I morti sulle strade sono sempre più numerosi, ma se ci si potrebbe aspettare che il Governo spinga per abbassare i limiti di velocità, in realtà in questi giorni si sta assistendo a una specie di asta al rialzo per definire i n uovi limiti. Se già aveva suscitato un vespaio di polemiche la proposta della Lega di portare a 150 Kilometri orari il tetto della velocità sulle autostrade italiane, il Partito della Libertà, per tramite del senatore Cosimo Izzo, ha proposto un emendamento che porta il limite a 160 kilometri pur lasciando all’ente gestore (Società Autostrade, ad esempio) l’ autorità di innalzare il limite e non l’obbligo a farlo.
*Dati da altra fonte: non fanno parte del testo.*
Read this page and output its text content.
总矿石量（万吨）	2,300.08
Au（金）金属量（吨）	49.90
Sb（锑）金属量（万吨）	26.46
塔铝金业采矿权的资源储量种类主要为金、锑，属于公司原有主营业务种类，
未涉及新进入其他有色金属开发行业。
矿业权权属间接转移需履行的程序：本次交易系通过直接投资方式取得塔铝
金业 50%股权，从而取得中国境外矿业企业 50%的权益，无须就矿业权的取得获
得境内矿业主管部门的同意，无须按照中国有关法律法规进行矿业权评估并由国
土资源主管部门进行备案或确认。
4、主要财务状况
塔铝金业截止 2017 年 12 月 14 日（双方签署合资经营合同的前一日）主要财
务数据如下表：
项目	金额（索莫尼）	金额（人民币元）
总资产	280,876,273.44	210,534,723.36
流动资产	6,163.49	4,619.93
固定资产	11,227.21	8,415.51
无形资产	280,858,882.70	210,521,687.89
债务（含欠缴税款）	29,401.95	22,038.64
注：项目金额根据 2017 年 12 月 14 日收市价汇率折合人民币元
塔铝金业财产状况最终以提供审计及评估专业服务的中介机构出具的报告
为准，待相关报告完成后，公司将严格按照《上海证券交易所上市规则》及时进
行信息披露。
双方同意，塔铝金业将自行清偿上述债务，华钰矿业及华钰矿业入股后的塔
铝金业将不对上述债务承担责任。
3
Se i limiti proposti nell’emendamento diventassero legge si arriverebbe al paradosso per cui anche chi viaggia a quasi 180 chilometri all’ora (178 per essere precisi) in realtà correrebbe solo il rischio di vedersi comminata una sanzione di 155 euro e sottratti 5 punti alla patente. Ben poca cosa rispetto al rischio che farebbe correre a se stesso e agli altri automobilisti.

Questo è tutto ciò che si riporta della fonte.